Elle fixa le résultat de son travail : une des briques était fêlée, révélant son intérieur creux. L’idée qu’il n’y avait plus, entre elle et un formidable inconnu, qu’un coup de pioche pour briser la fine paroi arrière de la brique provoquait en elle une ivresse irrésistible.

Florence leva son outil avec une telle rapacité que, quand elle dut avorter son geste, elle gémit de douleur. Mais le grincement qui l’avait forcée à l’immobilité avait tant envahi l’air autour d’elle, qu’elle n’eut d’autre choix que d’abdiquer avec la plus extrême des précautions :

L’ange avait bougé.

Elle découvrit avec horreur que l’estrade sur laquelle la statue reposait avait craqué. Une longue écharde de bois sortit d’un coup à l’endroit d’une fêlure, et l’ange pencha dangereusement vers elle.

Son instinct de survie bloqua le bruit infâme du bois qui craque, la fit courir à travers la nef, sauter par-dessus un banc cassé et fendre l’air du chemin qui menait au manoir.

Elle ne se retourna qu’une fois sur les marches de la terrasse, ses cheveux roses collant sur son front couvert d’une sueur froide.

Rien ne bougeait dans la chapelle.
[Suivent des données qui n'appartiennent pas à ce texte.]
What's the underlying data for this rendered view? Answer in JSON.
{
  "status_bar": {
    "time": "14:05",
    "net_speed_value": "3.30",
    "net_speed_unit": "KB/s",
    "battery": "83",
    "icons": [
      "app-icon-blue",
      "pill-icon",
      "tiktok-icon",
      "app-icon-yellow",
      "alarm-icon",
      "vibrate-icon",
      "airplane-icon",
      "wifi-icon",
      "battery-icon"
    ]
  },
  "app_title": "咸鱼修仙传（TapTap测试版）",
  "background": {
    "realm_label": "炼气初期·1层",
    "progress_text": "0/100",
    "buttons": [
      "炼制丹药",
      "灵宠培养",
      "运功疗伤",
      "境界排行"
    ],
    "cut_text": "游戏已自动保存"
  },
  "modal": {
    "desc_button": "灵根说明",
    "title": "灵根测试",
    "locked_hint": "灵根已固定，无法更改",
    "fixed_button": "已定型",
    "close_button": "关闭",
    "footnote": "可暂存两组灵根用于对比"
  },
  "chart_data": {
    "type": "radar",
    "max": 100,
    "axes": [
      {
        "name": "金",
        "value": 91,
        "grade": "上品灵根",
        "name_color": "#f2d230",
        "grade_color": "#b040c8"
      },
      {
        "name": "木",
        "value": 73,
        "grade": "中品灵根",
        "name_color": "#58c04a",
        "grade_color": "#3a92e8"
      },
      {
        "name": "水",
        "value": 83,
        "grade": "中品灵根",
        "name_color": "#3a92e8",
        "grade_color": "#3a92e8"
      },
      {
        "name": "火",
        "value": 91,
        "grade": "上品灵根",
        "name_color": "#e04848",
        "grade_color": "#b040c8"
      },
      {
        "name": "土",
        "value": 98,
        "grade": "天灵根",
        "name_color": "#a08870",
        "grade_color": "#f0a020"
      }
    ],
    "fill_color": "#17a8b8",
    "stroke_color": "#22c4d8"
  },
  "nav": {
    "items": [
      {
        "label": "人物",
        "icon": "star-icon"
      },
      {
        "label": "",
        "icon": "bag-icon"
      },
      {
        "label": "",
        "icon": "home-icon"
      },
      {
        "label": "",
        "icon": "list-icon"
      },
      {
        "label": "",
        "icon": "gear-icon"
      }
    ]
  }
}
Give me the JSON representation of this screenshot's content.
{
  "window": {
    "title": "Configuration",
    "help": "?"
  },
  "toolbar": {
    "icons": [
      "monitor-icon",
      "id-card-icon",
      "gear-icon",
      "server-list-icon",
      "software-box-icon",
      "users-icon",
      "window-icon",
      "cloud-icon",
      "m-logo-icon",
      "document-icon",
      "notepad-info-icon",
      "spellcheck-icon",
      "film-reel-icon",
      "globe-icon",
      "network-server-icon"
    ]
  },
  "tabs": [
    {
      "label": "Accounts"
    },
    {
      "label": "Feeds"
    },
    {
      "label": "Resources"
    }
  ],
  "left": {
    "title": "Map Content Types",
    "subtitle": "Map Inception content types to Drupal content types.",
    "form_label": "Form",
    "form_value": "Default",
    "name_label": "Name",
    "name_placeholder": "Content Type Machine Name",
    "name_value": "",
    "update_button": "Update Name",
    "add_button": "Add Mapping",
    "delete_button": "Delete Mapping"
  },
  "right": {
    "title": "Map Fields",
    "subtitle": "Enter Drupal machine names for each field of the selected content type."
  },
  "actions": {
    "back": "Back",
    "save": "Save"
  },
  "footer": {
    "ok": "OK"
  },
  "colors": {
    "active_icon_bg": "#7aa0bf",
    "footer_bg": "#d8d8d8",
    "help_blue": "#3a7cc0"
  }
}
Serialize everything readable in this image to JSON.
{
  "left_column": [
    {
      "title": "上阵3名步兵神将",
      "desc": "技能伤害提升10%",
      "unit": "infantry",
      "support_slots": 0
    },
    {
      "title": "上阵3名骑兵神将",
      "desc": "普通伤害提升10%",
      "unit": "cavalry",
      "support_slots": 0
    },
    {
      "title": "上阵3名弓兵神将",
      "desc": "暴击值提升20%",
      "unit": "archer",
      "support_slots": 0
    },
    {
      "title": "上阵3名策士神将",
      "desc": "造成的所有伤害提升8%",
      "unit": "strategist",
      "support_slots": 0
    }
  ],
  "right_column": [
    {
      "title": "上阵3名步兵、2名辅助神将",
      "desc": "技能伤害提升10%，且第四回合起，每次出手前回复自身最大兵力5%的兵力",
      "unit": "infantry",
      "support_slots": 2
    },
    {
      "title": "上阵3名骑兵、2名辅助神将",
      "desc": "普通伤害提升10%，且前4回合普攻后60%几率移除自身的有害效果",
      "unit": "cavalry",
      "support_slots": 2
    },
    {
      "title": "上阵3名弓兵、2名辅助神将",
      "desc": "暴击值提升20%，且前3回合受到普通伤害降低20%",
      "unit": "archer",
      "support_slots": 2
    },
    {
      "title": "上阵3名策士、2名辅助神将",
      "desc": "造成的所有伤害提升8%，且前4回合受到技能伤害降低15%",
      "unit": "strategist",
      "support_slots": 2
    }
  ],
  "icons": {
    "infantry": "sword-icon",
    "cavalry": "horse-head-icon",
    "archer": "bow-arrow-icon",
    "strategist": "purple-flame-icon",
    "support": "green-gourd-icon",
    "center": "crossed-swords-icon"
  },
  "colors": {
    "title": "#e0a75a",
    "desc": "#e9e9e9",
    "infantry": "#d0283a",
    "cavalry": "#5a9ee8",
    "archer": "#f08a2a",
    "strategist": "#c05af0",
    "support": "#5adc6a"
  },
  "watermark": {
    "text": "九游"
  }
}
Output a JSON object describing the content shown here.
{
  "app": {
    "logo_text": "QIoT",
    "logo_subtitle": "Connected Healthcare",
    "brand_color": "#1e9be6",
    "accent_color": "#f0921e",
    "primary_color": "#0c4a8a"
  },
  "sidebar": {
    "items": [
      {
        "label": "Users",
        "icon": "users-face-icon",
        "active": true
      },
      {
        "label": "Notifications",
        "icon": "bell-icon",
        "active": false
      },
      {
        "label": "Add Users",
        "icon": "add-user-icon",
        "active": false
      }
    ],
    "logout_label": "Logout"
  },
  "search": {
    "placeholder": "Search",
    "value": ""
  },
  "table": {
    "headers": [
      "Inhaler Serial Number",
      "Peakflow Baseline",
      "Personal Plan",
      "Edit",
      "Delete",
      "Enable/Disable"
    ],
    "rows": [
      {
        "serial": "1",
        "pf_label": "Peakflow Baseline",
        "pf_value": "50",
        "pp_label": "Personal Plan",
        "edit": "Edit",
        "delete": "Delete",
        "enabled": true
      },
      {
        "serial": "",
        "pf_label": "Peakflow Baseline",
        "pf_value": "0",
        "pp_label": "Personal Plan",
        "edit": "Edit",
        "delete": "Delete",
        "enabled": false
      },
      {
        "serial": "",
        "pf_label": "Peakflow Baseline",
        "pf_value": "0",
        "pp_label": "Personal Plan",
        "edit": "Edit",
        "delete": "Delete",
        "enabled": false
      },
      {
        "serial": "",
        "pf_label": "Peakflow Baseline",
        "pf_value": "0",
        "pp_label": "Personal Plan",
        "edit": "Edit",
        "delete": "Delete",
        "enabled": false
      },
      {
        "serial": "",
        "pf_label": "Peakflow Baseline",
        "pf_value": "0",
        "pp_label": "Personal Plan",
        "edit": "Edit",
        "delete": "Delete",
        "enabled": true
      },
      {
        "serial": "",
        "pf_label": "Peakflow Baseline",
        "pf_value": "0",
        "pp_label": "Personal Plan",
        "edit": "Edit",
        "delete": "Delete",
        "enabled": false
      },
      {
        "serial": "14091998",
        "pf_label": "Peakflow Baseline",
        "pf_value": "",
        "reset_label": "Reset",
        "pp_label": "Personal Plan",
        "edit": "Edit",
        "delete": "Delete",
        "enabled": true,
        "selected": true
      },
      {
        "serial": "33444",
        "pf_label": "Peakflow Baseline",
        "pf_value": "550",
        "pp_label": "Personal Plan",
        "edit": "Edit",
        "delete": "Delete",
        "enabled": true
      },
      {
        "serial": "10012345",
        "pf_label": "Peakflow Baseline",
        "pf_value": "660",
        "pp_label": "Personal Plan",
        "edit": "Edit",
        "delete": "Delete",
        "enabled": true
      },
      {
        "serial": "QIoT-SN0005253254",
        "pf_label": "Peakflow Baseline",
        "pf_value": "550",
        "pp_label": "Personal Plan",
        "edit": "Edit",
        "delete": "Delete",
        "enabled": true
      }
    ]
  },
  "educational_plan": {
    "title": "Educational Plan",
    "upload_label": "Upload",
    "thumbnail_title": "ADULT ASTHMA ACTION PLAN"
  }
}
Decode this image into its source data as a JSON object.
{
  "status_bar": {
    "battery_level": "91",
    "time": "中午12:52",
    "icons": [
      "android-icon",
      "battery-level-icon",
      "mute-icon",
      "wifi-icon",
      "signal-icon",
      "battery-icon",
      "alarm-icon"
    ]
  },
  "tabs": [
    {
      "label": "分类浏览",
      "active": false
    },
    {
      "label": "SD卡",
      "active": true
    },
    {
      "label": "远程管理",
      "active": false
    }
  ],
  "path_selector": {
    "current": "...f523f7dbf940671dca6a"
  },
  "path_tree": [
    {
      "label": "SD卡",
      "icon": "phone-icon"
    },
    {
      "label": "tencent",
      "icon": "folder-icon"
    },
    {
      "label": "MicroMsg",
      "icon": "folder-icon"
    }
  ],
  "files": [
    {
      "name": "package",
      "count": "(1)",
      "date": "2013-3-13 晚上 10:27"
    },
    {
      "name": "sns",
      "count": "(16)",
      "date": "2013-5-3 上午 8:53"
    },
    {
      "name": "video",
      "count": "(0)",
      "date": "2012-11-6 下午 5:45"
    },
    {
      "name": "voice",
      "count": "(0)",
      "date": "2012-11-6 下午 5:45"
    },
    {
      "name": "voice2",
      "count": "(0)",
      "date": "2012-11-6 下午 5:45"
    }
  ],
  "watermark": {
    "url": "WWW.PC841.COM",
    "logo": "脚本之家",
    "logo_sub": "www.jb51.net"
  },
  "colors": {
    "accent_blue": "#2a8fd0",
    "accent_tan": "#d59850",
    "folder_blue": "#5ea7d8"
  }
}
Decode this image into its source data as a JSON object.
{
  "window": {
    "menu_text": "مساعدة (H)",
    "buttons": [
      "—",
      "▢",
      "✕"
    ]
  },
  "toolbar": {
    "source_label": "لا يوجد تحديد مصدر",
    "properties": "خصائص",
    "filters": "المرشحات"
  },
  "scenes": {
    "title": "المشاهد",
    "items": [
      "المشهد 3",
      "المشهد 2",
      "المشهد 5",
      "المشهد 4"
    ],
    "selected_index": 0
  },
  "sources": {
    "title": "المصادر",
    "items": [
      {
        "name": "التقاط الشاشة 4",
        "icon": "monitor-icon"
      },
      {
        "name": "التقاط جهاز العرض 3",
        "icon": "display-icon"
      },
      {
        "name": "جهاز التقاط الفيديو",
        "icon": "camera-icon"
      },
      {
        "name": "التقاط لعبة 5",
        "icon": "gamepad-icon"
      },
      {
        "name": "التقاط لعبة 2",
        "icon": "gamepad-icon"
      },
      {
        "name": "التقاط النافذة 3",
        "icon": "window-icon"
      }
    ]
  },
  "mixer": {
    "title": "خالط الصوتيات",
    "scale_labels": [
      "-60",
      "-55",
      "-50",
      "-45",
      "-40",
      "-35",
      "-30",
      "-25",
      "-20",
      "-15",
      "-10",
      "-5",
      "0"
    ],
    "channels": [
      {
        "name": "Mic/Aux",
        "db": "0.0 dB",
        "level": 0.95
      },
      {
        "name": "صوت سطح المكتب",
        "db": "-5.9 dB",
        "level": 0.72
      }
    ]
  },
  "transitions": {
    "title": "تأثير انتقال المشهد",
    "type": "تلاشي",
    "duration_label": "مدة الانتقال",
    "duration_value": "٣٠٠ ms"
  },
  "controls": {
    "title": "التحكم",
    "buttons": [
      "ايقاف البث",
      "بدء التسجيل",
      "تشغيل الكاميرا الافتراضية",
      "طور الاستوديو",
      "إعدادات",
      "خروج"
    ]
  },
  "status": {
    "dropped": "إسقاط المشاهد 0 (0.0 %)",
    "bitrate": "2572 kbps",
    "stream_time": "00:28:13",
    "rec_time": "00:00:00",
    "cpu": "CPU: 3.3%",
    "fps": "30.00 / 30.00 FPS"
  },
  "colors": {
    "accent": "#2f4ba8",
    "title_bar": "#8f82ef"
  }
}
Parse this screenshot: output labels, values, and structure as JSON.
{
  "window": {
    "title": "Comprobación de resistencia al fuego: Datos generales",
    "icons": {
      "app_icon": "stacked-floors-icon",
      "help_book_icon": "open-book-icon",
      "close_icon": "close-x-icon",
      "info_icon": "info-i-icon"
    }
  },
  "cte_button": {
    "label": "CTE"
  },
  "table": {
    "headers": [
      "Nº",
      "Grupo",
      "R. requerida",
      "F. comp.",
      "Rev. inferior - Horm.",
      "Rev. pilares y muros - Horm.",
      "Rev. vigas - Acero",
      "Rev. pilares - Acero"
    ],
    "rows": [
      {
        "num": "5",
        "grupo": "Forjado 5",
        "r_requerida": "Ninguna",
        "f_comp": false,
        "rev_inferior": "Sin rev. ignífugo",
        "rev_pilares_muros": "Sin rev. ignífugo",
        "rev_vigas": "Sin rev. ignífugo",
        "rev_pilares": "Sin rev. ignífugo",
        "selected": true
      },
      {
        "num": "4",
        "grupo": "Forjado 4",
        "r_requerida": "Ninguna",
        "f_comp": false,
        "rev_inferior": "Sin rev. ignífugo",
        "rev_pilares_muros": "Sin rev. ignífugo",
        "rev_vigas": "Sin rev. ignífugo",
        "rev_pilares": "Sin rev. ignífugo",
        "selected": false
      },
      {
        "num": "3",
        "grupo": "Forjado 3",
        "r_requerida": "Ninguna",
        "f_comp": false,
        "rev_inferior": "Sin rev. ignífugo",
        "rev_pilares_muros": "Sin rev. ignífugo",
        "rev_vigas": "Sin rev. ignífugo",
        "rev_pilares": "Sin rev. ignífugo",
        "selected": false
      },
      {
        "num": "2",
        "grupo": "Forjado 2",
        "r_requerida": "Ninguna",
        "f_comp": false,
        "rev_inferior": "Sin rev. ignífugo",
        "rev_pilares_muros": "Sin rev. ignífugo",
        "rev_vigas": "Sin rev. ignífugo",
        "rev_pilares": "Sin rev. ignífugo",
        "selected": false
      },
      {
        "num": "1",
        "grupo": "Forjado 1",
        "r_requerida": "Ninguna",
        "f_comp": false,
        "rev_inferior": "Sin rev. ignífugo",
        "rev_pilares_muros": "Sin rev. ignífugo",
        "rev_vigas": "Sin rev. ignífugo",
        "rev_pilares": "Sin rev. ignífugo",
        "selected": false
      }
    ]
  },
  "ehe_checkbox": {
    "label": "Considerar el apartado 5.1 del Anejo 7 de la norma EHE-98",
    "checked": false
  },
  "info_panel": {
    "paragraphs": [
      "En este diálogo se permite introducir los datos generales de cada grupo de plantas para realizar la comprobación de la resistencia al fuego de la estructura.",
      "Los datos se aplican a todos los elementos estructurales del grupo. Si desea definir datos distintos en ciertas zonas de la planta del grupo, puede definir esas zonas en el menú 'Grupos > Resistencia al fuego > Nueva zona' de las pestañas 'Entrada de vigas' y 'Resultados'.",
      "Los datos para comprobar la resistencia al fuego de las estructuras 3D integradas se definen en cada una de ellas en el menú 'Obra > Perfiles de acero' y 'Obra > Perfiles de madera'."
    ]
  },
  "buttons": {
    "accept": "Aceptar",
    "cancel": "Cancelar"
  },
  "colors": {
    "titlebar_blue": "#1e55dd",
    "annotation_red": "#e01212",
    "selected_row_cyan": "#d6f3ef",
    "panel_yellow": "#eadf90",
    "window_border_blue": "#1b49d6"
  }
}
La grande statue n’était pas tombée. Seules des particules de poussière, prisonnières d’un rayon de lumière, tourbillonnaient devant l’ange, penché en avant comme un professeur face à un mauvais élève.

Florence plissa les yeux.

Tu ne perds rien pour attendre, l’ange.

Il lui faudrait patienter jusqu’au retour de Max. Il lui faudrait faire venir des échafaudages, et les bons outils, et des travailleurs du bâtiment. Oui, il lui faudrait patienter et elle détestait patienter. Elle avait passé son enfance à espérer percer les secrets de ce manoir tant aimé et détesté tout à la fois ; un de ses secrets lui tendait les bras. Patienter la rendait folle.

Mais Florence Mornay se promit une chose : elle percerait le mystère de la chapelle avant Sixtine.